Art was surprised to be invited, apprehensive but basically pleased. Before its acquisition he had been the cofounder and technical director of a small company called Dumpmines, which was in the business of digging up and processing old landfills, recovering the valuable materials that had been thrown away in a more wasteful age. It had been a surprise when Praxis had acquired them, a very pleasant surprise, as everyone in Dumpmines went from employment in a small firm to apprentice membership in one of the richest organizations in the world—paid in its shares, voting on its policy, free to use all its resources. It was like being knighted.
Art certainly had been pleased, and so had his wife, although she had been elegiac as well. She herself had been hired by Mitsubishi’s synthesis management, and the big transnationals, she said, were like separate worlds. With the two of them working for different ones they were inevitably going to drift apart, even more than they already had. Neither of them needed the other anymore to obtain longevity treatments, which transnats provided much more reliably than the government. And so they were like people on different ships, she said, sailing out of San Francisco Bay in different directions.
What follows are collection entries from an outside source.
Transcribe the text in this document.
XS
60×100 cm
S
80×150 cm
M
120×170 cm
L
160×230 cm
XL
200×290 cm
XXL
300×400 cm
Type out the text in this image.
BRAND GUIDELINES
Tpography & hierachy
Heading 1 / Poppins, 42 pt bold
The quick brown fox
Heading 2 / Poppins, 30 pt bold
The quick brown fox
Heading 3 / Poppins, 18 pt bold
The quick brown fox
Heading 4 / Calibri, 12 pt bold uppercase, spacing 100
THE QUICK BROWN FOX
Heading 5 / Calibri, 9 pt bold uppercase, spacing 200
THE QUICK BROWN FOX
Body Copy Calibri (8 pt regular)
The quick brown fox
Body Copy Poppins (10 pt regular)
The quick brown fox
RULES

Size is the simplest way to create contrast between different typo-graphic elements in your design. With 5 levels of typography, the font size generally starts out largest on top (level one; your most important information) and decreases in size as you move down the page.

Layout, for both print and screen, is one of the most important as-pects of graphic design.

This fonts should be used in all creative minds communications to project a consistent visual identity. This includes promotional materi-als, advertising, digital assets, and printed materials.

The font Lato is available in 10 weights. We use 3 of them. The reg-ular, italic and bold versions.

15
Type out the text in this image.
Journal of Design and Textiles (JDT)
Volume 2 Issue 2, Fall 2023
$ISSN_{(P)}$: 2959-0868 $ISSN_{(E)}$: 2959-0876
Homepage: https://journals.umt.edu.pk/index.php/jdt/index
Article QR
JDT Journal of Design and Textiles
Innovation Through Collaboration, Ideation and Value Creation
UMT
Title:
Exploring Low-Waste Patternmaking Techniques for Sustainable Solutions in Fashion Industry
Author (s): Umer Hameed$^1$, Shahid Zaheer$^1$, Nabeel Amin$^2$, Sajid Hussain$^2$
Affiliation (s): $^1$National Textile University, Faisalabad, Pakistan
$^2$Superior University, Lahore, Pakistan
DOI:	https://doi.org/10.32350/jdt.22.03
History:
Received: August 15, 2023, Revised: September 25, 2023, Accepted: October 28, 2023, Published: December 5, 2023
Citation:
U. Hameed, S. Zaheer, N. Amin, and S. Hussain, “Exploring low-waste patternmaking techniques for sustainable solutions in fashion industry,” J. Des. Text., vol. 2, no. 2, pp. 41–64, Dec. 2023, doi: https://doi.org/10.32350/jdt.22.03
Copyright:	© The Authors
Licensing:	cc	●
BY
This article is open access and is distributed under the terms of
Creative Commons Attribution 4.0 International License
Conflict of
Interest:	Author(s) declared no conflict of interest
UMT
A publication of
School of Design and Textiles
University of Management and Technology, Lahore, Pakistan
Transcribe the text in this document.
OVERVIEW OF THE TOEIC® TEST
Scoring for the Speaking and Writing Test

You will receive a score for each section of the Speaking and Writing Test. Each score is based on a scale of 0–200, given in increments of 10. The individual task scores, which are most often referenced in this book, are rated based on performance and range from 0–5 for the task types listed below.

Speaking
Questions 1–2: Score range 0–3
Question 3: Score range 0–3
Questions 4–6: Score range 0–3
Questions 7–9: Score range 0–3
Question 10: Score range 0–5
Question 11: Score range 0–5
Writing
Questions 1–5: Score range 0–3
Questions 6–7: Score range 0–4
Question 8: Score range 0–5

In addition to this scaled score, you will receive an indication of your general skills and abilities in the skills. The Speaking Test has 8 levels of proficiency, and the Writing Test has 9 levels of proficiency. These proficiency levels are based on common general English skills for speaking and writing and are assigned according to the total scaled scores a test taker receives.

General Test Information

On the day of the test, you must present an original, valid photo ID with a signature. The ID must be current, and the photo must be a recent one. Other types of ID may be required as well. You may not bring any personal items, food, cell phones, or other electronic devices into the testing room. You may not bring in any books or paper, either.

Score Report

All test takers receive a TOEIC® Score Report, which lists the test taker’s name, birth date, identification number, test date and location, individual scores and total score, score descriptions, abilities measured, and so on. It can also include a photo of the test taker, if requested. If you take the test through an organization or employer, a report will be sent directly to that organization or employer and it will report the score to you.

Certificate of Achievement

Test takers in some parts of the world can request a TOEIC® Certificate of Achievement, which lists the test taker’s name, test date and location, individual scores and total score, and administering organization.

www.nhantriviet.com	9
Like ships, in fact, passing in the night.
It had seemed to Art that they might have been able to commute between ships, if his wife had not been so interested in one of the other passengers on hers, a vice-chairman of Mitsubishi in charge of East Pacific development. But Art had been quickly caught up in Praxis’s arbitration program, traveling frequently to take classes or arbitrate in disputes between various small Praxis subsidiaries involved in resource recovery, and when he was in San Francisco, Sharon was very seldom at home. Their ships were moving out of hailing distance, she had said, and he had become too demoralized to contest the point, and had moved out soon afterward, on her suggestion. Kicked out, one could have said.
Now he rubbed a swarthy unshaven jaw, rereading the fax for the fourth time. He was a big man, powerfully built but with a tendency to slouch—“uncouth,” his wife had called him, although his secretary at Dumpmines used the term “bearlike,” which he preferred. Indeed he had the somewhat clumsy and shambling appearance of a bear, also its surprising quickness and power. He had been a fullback at the University of Washington, a fullback slow of foot but decisive in direction, and very difficult to bring down. Bear Man, they had called him. Tackle him at your peril.